Canada: Credibility of democracy put at risk by online voting | Vancouver Sun

Chief electoral officer Keith Archer has announced the formation of a panel of experts to investigate whether British Columbia should adopt Internet voting. Let’s hope the panel focuses on the big picture before getting bogged down with technical details. Our democracy is built on the assurance of a secret ballot and the principle that one person gets only one vote. Under the current voting system, a voter casts his or her vote in the view of polling officials who ensure the voter is alone while marking the ballot — free of coercion. By contrast, any system that allows voters to fill out their ballot outside the supervision of officials cannot be truly secret. There are no safeguards to prevent someone looking over your shoulder while you vote on a smartphone. There’s no App for that. When you mark your paper ballot and place it in the ballot box, a magical thing happens; the ballot mixes with other ballots and you cease to have a copy. No one involved in the election process can connect you to your vote and you can’t prove how you voted.

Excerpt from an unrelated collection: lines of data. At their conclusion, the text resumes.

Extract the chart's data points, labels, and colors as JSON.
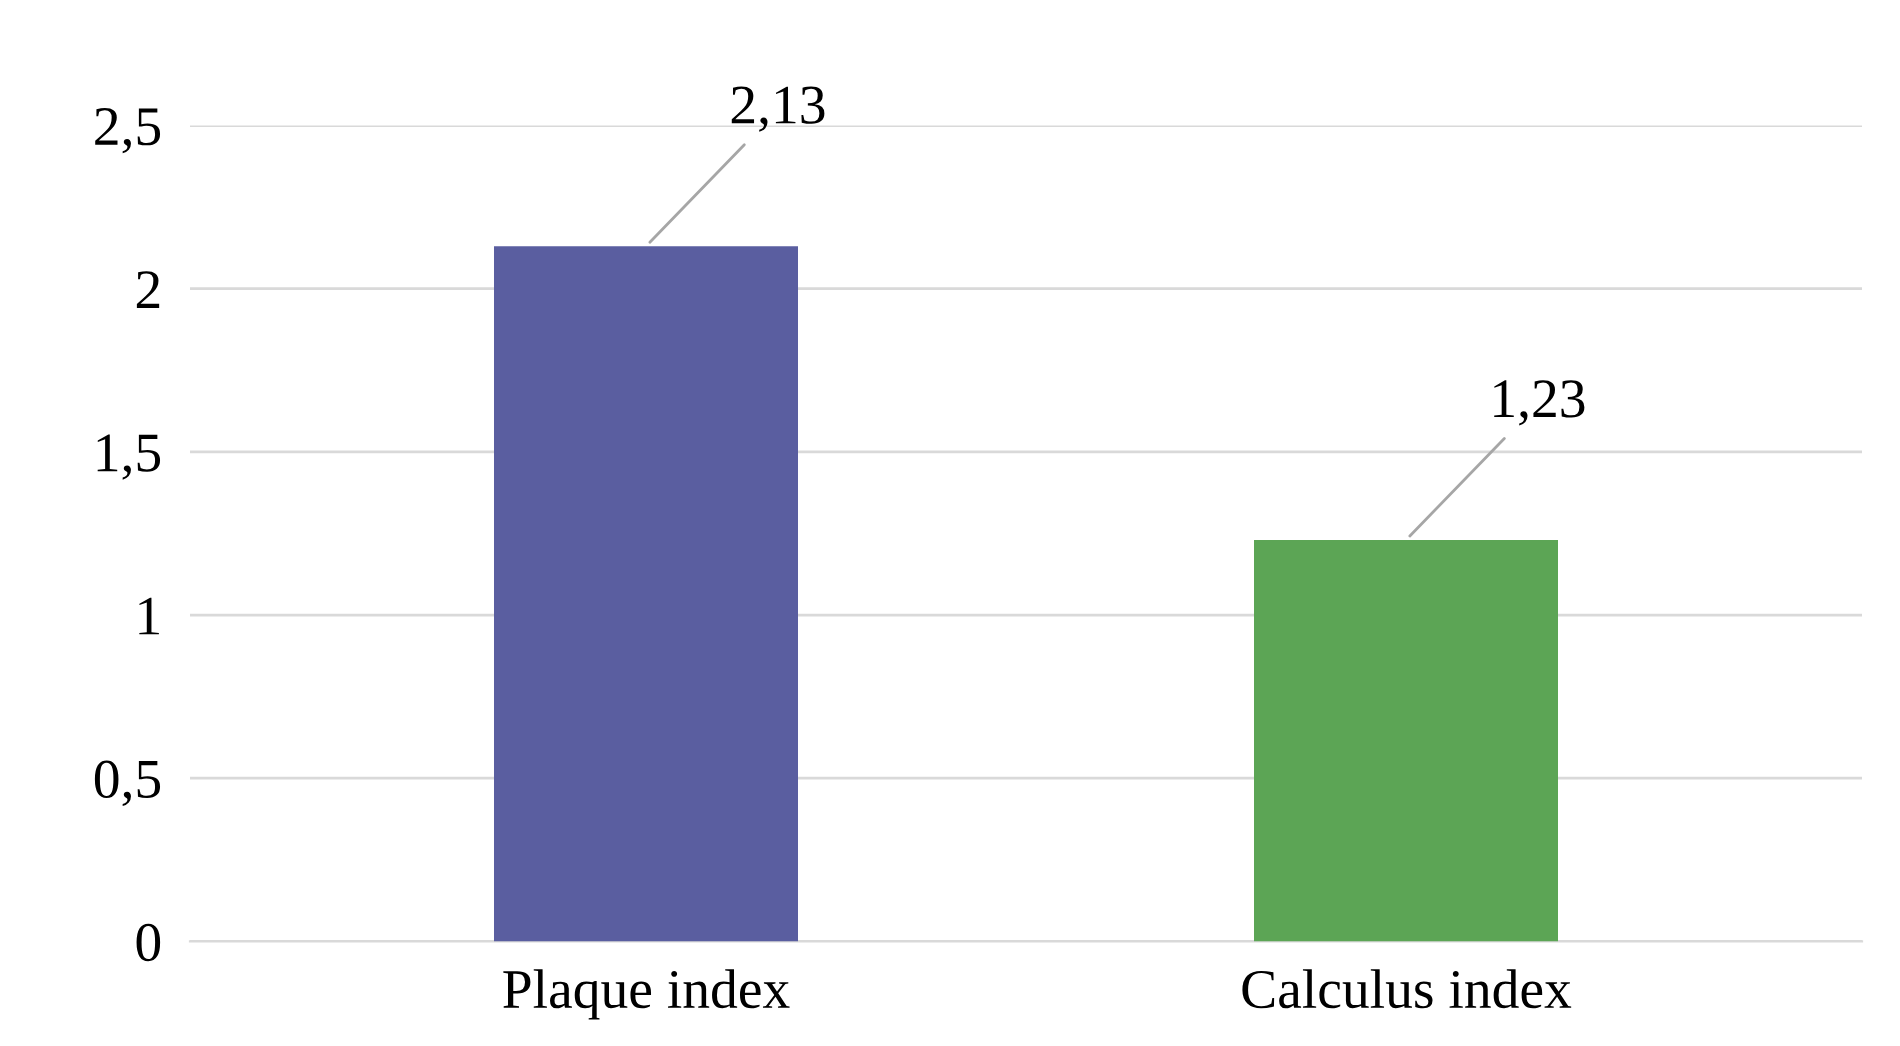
{
  "chart_data": {
    "type": "bar",
    "categories": [
      "Plaque index",
      "Calculus index"
    ],
    "values": [
      2.13,
      1.23
    ],
    "colors": [
      "#5a5ea0",
      "#5ca555"
    ],
    "value_labels": [
      "2,13",
      "1,23"
    ],
    "ylim": [
      0,
      2.5
    ],
    "yticks": [
      {
        "value": 0,
        "label": "0"
      },
      {
        "value": 0.5,
        "label": "0,5"
      },
      {
        "value": 1,
        "label": "1"
      },
      {
        "value": 1.5,
        "label": "1,5"
      },
      {
        "value": 2,
        "label": "2"
      },
      {
        "value": 2.5,
        "label": "2,5"
      }
    ],
    "grid": "y"
  }
}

National: Wide Divide In States’ Voting Preparedness | CBS DC

Nearly four months before the 2012 national elections, a study on U.S. voting preparedness has found that some states are far more ready than others. Minnesota, New Hampshire, Ohio, Vermont and Wisconsin were all labeled as the “best prepared” states for voting problems and disenfranchisement protection. While on the other hand, Colorado, Delaware, Kansas, Louisiana, Mississippi and South Carolina are the six “least-prepared” states. The Rutgers Law School released the study that evaluates each state’s preparedness for the 2012 election. According to the study, computerized voting systems have failed in every national election in the past decade in some way: they haven’t started, they failed in the middle of voting, the memory cards couldn’t be read, or the votes were lost as a whole. The study used five categories of proven failures and successes as its basis for judgment in each state. They also protect against machine failures that can change election outcomes and disenfranchised voters.